A tarde no bairro Ingleses do Rio Vermelho, em Florianópolis, começava pesada, abafada pela tensão que se acumulava no portão de uma casa de dois andares na Rua Adílio Juvenal Mafra. O motivo do impasse parecia, à primeira vista, um desacordo banal de rotina: goteiras, prazos estourados e um serviço de impermeabilização na laje que simplesmente não avançava.
Exausta de cobranças sem resultado, a moradora tomou a decisão de encerrar o contrato. Mas a tentativa de colocar um ponto final no problema acabou abrindo a porta para o descontrole do pedreiro.
Diante da recusa, o prestador de serviço não aceitou o fim do trabalho. O tom de voz subiu rapidamente. Sozinha dentro de casa, com o coração acelerado e a maçaneta firme nas mãos, a mulher impediu a entrada do homem, que esmurrava a ideia de resgatar ferramentas e materiais deixados para trás. Diante dos avisos de que a polícia seria chamada, a resposta veio em tom de ameaça direta: ele voltaria com reforços, invadiria a propriedade e tomaria o que achava ser seu.
Sem margem para diálogo e com o relógio apontando o horário de seu compromisso de trabalho, a moradora apenas conseguiu dizer que nada seria resolvido ali, na correria, e que conversariam em outro momento. Ela trancou a casa e partiu, carregando no peito o nó sufocante de uma briga mal resolvida.
O retorno para o silêncio
Horas mais tarde, o sol já começava a ceder espaço para o fim da tarde quando a moradora retornou do trabalho, acompanhada de sua mãe. A expectativa era de encontrar a rua tranquila e a poeira da discussão assentada. Contudo, assim que o carro dobrou a esquina e se aproximou do portão verde, a realidade se transformou em uma cena digna de um pesadelo.
O primeiro impacto visual foi o caos na garagem. A gaiola de sua coelha de estimação, que costumava ficar protegida em um canto seguro, estava completamente estraçalhada. Bebedouros, potes de comida e os pertences do pet jaziam espalhados pelo chão de concreto como peças de um cenário de destruição deliberada. A porta da gaiola fora arrancada.
O rastro da crueldade
O desespero tomou conta do ambiente em segundos. Passos apressados buscaram pela garagem, mas o sopro final de dor estava metros à frente. Lançado no meio da via pública, sobre o asfalto frio da rua, estava o corpo da pequena coelha.

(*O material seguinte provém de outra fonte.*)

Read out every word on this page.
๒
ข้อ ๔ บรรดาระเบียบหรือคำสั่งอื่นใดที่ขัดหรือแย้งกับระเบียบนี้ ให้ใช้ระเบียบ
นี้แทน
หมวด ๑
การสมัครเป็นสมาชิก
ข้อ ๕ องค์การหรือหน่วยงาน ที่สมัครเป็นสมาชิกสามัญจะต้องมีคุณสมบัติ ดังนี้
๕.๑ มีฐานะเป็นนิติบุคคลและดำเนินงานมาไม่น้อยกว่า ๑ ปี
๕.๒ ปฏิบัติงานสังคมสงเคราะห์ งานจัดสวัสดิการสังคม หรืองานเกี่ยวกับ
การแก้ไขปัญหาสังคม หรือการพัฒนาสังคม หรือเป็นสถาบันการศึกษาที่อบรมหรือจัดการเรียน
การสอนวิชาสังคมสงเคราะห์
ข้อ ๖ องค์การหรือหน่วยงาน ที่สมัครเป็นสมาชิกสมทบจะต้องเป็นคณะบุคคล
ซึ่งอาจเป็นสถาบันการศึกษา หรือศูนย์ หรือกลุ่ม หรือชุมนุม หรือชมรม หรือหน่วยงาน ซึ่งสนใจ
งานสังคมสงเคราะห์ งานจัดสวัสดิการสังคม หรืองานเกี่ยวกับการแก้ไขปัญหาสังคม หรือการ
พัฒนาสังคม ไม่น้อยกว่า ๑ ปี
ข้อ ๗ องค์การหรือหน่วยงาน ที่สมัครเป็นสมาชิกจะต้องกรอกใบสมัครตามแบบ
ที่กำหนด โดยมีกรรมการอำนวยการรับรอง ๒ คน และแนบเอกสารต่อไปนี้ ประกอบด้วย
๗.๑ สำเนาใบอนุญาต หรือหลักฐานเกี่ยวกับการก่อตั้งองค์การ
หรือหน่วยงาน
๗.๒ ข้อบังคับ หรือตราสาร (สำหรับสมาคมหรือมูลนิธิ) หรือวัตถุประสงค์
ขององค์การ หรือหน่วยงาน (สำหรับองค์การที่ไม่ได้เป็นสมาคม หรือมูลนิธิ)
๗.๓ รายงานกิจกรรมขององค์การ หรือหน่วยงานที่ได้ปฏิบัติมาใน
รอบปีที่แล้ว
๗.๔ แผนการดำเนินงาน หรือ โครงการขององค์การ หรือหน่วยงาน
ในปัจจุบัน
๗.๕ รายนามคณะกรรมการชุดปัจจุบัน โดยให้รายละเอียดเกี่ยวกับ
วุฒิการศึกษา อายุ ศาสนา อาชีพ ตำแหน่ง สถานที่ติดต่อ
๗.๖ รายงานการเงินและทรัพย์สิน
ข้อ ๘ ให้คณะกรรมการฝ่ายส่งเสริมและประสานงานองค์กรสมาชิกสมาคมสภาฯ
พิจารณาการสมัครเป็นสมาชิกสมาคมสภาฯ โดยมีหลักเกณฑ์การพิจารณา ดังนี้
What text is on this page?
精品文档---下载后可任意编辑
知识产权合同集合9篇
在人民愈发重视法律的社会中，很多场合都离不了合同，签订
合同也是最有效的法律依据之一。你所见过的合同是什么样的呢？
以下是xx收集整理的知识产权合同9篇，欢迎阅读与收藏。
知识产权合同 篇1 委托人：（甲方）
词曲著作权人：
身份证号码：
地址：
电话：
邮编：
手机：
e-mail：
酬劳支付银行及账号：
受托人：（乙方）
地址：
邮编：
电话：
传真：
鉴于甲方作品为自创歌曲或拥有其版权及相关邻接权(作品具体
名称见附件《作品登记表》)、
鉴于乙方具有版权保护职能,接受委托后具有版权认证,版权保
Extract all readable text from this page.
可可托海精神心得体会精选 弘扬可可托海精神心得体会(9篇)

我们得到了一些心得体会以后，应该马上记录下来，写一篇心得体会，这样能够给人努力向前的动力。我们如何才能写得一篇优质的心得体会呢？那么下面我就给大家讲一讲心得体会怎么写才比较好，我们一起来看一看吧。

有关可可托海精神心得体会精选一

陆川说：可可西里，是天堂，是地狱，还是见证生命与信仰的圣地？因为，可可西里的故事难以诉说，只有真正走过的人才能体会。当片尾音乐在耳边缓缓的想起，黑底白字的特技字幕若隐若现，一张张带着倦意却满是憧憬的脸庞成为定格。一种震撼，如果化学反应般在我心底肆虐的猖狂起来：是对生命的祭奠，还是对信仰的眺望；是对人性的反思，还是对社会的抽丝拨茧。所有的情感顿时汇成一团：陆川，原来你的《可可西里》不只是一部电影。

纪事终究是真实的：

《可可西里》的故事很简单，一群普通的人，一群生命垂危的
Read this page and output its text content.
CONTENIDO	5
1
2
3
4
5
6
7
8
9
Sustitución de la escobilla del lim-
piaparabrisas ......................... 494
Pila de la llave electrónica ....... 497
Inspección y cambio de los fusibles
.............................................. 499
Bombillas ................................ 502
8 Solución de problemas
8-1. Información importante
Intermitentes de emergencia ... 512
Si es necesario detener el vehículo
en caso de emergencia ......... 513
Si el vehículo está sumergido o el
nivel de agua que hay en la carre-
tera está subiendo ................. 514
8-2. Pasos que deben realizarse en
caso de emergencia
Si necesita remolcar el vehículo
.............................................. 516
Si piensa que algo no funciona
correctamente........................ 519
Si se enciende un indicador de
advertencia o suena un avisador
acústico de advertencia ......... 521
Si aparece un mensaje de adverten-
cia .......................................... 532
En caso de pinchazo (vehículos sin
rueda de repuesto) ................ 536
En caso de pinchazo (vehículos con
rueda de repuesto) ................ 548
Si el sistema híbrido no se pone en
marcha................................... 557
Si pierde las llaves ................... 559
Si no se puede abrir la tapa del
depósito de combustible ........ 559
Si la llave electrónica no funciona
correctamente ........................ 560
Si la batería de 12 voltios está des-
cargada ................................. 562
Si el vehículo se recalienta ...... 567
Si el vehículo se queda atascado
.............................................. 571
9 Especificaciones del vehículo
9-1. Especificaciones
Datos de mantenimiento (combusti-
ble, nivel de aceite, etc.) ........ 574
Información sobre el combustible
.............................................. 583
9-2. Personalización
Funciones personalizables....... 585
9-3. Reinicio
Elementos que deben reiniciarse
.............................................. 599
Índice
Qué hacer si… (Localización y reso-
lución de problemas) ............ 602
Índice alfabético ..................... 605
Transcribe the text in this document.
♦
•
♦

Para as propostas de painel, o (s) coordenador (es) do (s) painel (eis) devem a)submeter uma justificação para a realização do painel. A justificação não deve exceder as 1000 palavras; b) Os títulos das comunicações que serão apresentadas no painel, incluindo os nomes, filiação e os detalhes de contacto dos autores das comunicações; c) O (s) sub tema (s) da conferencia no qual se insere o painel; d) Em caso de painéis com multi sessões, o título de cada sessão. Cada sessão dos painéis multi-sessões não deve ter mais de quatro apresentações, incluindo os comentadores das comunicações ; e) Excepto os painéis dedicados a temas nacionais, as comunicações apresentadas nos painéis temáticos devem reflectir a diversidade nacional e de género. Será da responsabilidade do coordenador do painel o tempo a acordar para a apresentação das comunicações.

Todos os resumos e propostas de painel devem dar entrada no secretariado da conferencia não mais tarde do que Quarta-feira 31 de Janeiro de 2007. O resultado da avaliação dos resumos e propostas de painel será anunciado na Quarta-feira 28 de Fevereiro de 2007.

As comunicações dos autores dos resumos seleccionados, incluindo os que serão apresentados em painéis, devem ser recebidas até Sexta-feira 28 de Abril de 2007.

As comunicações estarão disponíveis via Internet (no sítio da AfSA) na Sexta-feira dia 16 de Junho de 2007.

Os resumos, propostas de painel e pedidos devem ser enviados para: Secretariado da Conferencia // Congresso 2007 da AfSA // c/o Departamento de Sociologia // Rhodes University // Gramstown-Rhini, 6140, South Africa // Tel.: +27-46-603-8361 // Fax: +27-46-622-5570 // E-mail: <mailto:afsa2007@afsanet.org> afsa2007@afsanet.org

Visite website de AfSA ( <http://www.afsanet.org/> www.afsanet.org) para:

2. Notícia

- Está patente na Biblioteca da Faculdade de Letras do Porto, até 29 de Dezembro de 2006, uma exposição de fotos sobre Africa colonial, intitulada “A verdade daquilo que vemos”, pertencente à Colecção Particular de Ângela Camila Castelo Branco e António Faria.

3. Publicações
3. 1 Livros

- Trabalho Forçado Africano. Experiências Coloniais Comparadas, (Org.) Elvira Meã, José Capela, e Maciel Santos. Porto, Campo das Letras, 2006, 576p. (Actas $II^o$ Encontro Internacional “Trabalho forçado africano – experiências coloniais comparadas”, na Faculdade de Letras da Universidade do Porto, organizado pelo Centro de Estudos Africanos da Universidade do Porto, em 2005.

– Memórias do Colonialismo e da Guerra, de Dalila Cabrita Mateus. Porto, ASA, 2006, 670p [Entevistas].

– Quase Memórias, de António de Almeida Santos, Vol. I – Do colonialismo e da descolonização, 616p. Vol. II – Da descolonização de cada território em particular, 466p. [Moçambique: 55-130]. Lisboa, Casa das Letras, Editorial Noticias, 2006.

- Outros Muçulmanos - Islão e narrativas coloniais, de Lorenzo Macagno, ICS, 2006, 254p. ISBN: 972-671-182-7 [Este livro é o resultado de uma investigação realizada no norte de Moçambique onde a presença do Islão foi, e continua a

A cena não sugeria um acidente; transparecia a marca de uma vingança fria e calculada, desenhada para atingir no ponto mais vulnerável. A dor da perda misturou-se ao pavor de perceber que a promessa feita mais cedo fora cumprida da maneira mais perversa imaginável. Entre lágrimas compulsivas e o choque incalculável, mãe e filha ampararam-se no meio da rua enquanto os vizinhos se aproximavam sem entender a dimensão daquela covardia.
O chamado à Polícia Militar não era mais apenas por um desacordo de obra ou por palavras rudes ditas ao vento. Era o registro de uma linha cruzada, onde a disputa por uma laje transformou-se em violação de domicílio, intimidação e a execução brutal de um ser indefeso largado no asfalto.